45. Siapa sangka?

3K 288 3
                                    

Happy reading

•••

Vano membulatkan matanya karena tidak percaya pada yang baru saja dilihatnya. Ia merasa takjub sekaligus tidak menyangka, "I-ini...!" Ia bahkan tidak bisa melanjutkan ucapannya.

Bagaimana tidak. Saat Vano terbangun di pagi hari tadi, ia dikejutkan dengan sekotak kado berukuran jumbo yang berada tepat di sebelah kasurnya. Kado tersebut dibungkus rapi dengan pita merah diatasnya.

Awalnya Vano bingung kado tersebut dari siapa dan mengapa orang itu memberinya kado, pasalnya hari ini bukanlah ulang tahunnya. Tapi setelah melihat dan membaca surat yang tergantung di atas pita, kebingungannya langsung terjawab.

Itu dari--Devon.

Kado tersebut adalah chest freezer mini berwarna hitam, yang di dalamnya dipenuhi beraneka ragam ice cream yang sudah membeku.
Di dalam surat itu, tertulis permintaan maaf Devon karena sudah mengingkari janjinya kepada Vano. Kakak ketiganya itu merasa sangat bersalah dan sebagai gantinya ia membelikan Vano chest freezer beserta isi-isinya.

"Bukankah ini terlalu berlebihan?"

Vano bergumam pelan. Tetapi tidak menutup kemungkinan jika ia juga merasa senang di dalam hatinya.

Vano menarik senyum simpul. "Aku baru tahu jika kak Devon se-so sweet ini."

Vano mengambil satu ice cream rasa favoritnya, dan memakannya dengan mulut penuh. "Bahkan kak Devon juga tahu ice cream kesukaan-ku..."

"Apakah ini tandanya kak Devon sudah luluh?" terka-nya di dalam hati.

Di sisi lain, Devon yang sedari tadi mengawasi Vano dari arah pintu kamar tersenyum lega saat melihat adiknya itu memakan ice cream di tangannya dengan lahap.

"Syukurlah jika dia menyukainya."

Setelah lama berdiri disana Devon memutuskan untuk kembali ke kamarnya sendiri. Ia harus menyelesaikan revisinya dengan segera jika ingin lulus cepat.

***

"Van."

"Hm?" Vano hanya bergumam menanggapi sapaan Bryan. Sekarang adalah jam istirahat, dan saat ini Vano tengah menyalin materi pelajaran dari white board yang ditulis oleh guru pada jam pertama.

"Aku mau nanya deh!"

"Tanya aja," jawabnya sembari tetap menulis.

"Tapi kamu kan lagi nulis. Nanti saja deh..!"

Vano mendengus kesal.
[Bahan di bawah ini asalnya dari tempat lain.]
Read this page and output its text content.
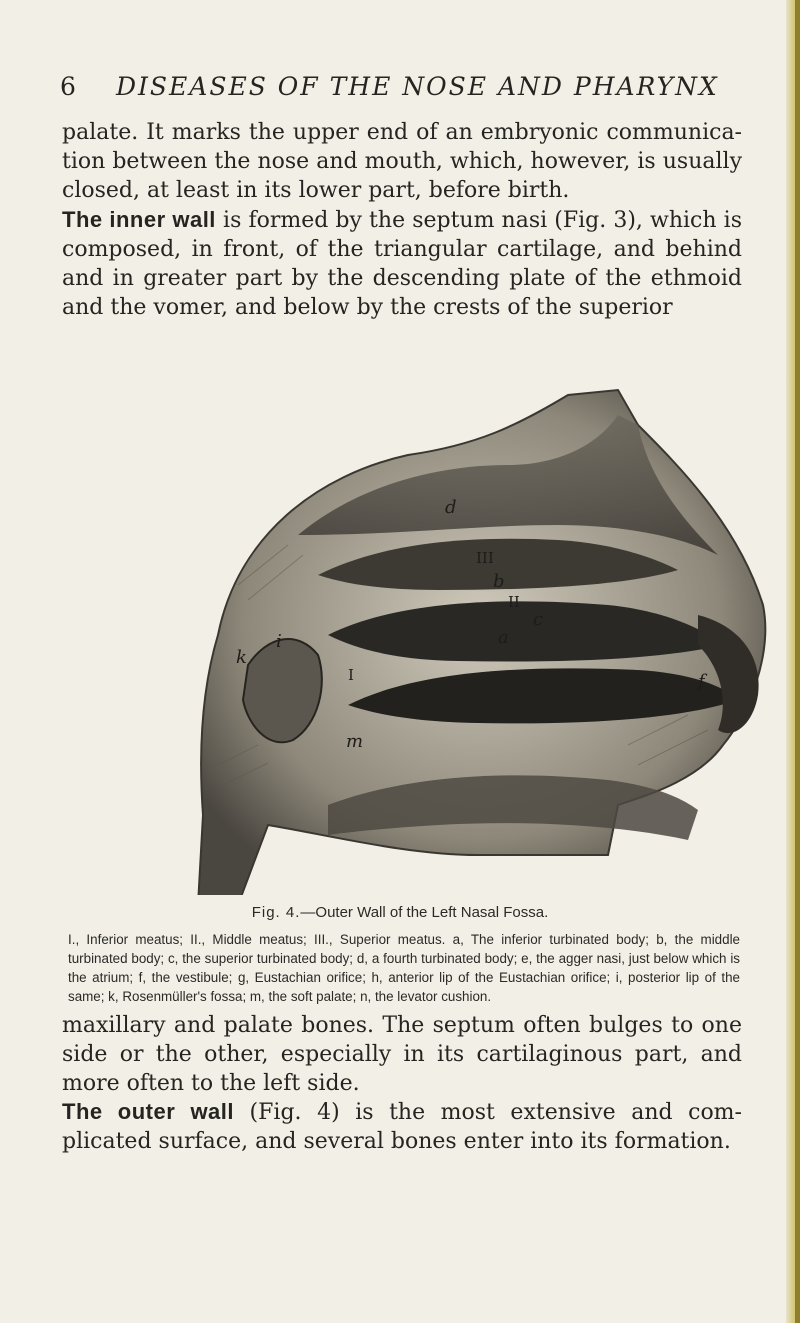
6 DISEASES OF THE NOSE AND PHARYNX

palate. It marks the upper end of an embryonic communica-tion between the nose and mouth, which, however, is usually closed, at least in its lower part, before birth.

The inner wall is formed by the septum nasi (Fig. 3), which is composed, in front, of the triangular cartilage, and behind and in greater part by the descending plate of the ethmoid and the vomer, and below by the crests of the superior

d
III
b
II
c
a
k
i
f
I
m
Fig. 4.—Outer Wall of the Left Nasal Fossa.

I., Inferior meatus; II., Middle meatus; III., Superior meatus. a, The inferior turbinated body; b, the middle turbinated body; c, the superior turbinated body; d, a fourth turbinated body; e, the agger nasi, just below which is the atrium; f, the vestibule; g, Eustachian orifice; h, anterior lip of the Eustachian orifice; i, posterior lip of the same; k, Rosenmüller's fossa; m, the soft palate; n, the levator cushion.

maxillary and palate bones. The septum often bulges to one side or the other, especially in its cartilaginous part, and more often to the left side.

The outer wall (Fig. 4) is the most extensive and com-plicated surface, and several bones enter into its formation.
Ia menghentikan tulisannya dan menatap Bryan dengan sabar. "Sekarang sudah tidak lagi. Mau nanya apa?"

"Em-- itu."

Melihat kegugupan dari Bryan, Vano merasa ada yang tidak beres. "Kenapa?"

"Tapi jangan marah, ya?"

"Kenapa sih, Iyan?" Vano mendesak Bryan agar segera bercerita. Jujur saja, Vano sangat tidak sabaran orangnya!

"Kamu suka ya, sama... Yona?" Bryan merendahkan nada bicaranya saat menyebut nama Yona.

Mendengar pertanyaan itu, Vano tidak bisa menahan tawanya. "Aku memang menyukainya.. Dia baik! Dia layak di jadikan teman."

"Bukan seperti itu. Maksudnya, suka dalam arti lain.." Bryan melanjutkan karena melihat kebingungan Vano, "Apakah kau mencintainya?"

Cinta?

Vano tertegun saat mendengar kalimat terakhir Bryan. Selama ini Vano tidak pernah dan tidak tahu bagaimana rasanya mencintai seseorang selain keluarganya.